Credentials are becoming working controls
Hermes commits 9cbc37e2 and acce1a245 show the product-facing version of the same shift. Provider configuration moves into a dedicated Providers settings page with separate Accounts and API-keys views. Key rows get inline save/remove behavior, redacted set values, provider grouping, OAuth launch paths, advanced URL and region overrides, and messaging credential routing.
This can look like polish, but the commit surface is full of runtime clues. The code distinguishes channel-managed messaging credentials from provider API keys. It exposes deep links into account and key settings. It aligns credential controls across Providers, Tools & Keys, and Messaging. A credential is no longer just a secret pasted before work begins; it is a live control the operator may inspect, route, replace, or remove while the agent product is running.
Even model steering is opening up
OpenAI Codex commit 8ac304c2 adds a different piece of the identity stack: model-defined reasoning efforts. Codex had known effort values. The patch accepts non-empty model-defined values, preserves string wire encoding, exposes an open-string schema to clients, and updates model selection and shortcut behavior around model-advertised effort values.
That is not about accounts or OAuth. It is about who gets to define the control surface. If a model can advertise a reasoning option the client did not know in advance, the runtime cannot treat the settings schema as closed forever. It has to carry model-specific intent through core, app-server, TUI, telemetry, persistence, and protocol surfaces without flattening it back into a fixed old enum.
The control plane is getting personal
The May 30 edition argued that agent control settings are becoming session state. Today's evidence moves that argument one layer deeper. The settings are not only becoming state; they are becoming identity-bearing state.

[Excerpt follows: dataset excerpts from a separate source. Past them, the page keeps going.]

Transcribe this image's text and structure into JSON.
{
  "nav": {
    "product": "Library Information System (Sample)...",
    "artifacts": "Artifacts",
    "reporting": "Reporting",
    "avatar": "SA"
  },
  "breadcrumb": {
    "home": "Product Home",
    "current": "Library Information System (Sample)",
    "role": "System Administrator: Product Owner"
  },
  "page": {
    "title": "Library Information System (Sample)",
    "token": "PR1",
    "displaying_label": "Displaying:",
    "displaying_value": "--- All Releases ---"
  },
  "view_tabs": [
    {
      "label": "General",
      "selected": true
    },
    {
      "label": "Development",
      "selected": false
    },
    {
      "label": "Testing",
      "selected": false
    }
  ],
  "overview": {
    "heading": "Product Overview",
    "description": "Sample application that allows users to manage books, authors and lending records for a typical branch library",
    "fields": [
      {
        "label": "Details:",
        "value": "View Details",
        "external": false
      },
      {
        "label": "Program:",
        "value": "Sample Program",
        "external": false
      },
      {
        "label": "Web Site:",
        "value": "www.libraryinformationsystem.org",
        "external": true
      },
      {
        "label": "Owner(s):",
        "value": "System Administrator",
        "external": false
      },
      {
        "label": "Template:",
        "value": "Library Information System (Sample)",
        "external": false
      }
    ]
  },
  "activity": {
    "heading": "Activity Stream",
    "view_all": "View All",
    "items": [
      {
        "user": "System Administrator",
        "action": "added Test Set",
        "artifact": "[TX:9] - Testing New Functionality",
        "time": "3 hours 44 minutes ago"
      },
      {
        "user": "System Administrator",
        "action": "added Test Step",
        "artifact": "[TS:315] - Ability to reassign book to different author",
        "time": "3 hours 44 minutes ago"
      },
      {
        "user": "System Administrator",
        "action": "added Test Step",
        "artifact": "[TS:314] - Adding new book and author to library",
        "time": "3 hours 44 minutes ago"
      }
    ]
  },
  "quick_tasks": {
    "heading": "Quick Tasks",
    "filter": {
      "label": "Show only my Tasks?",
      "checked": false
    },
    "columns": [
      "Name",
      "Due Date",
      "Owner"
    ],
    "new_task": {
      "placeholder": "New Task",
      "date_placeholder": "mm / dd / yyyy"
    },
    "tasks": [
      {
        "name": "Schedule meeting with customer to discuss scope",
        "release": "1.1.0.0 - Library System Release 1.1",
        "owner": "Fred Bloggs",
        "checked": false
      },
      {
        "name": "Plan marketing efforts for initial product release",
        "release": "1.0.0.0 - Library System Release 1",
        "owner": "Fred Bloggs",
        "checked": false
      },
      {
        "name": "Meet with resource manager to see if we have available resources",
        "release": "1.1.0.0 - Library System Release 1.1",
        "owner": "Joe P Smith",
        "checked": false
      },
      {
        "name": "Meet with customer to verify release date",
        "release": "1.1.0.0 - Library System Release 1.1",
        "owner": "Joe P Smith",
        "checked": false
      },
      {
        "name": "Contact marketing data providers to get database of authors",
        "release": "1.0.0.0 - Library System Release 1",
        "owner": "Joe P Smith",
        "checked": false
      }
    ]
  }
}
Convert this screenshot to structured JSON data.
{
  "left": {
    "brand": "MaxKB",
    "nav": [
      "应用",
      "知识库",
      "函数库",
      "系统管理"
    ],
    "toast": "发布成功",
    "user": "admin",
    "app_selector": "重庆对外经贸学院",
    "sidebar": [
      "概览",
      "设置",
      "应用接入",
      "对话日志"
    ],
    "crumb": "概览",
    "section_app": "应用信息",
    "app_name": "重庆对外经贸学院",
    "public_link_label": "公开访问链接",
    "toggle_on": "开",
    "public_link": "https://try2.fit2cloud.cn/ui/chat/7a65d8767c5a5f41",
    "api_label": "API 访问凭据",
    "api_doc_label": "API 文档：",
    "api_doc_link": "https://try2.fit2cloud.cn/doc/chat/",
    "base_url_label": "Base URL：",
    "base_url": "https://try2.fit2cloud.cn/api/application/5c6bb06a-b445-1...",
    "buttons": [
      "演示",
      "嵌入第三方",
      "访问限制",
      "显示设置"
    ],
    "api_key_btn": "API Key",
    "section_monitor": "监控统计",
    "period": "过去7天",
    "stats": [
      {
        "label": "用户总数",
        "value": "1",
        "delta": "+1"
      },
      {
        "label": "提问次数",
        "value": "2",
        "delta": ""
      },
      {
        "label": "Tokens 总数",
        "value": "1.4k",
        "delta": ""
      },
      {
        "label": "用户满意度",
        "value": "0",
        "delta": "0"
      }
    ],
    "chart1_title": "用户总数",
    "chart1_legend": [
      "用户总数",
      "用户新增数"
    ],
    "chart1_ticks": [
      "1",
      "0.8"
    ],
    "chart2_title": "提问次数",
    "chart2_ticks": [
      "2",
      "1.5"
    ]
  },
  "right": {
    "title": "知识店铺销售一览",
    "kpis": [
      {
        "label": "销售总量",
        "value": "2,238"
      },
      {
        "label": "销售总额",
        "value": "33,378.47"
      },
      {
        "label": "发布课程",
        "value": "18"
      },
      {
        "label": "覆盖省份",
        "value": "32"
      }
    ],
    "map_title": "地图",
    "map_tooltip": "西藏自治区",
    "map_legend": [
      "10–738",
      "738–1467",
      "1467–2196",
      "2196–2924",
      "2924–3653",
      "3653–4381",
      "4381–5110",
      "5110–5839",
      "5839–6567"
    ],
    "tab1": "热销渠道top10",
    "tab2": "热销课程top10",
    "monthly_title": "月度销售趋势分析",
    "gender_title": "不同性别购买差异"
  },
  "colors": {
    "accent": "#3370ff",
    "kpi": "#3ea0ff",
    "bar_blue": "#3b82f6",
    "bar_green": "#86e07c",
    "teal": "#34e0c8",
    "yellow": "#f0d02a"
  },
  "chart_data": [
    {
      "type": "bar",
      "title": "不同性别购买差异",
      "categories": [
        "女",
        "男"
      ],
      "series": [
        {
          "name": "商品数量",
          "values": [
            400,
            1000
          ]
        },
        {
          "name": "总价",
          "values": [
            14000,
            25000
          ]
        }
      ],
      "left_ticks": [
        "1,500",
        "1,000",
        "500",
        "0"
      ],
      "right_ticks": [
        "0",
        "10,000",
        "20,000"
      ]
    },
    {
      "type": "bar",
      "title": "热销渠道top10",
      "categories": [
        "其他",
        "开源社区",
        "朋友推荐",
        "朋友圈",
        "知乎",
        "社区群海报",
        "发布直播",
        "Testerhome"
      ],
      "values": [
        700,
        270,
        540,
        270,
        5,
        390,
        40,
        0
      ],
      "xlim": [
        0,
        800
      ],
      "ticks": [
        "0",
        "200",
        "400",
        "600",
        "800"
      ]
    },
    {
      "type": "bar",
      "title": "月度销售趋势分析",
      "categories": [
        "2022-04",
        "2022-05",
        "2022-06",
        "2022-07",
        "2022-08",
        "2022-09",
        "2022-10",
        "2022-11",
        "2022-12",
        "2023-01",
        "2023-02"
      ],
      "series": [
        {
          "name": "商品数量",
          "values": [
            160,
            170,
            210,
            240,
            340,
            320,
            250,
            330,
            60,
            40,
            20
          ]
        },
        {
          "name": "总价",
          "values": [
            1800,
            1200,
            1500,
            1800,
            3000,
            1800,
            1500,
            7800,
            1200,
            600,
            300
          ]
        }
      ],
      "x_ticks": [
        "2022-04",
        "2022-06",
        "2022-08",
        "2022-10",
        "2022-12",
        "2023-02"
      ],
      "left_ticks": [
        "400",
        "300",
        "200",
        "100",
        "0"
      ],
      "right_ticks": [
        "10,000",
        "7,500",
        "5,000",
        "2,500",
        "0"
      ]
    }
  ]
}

Hermes profiles decide which live backend and session database a desktop is using. Hermes secondary sockets keep background profile work alive. OpenClaw stores auth profiles in a database that the runtime can audit and repair. Hermes turns provider keys and messaging credentials into dedicated operator surfaces. Codex opens reasoning controls to model-advertised values.
This does not prove a common agent identity standard, and it does not prove every agent app needs the same profile model. It does show the shape of the next infrastructure argument. As agents take more delegated actions across more tools, surfaces, models, and accounts, "the user selected a setting" becomes too weak. The runtime needs to know which identity context is in force, which work belongs to it, which credentials it may touch, and which controls are safe to change while the agent is still moving.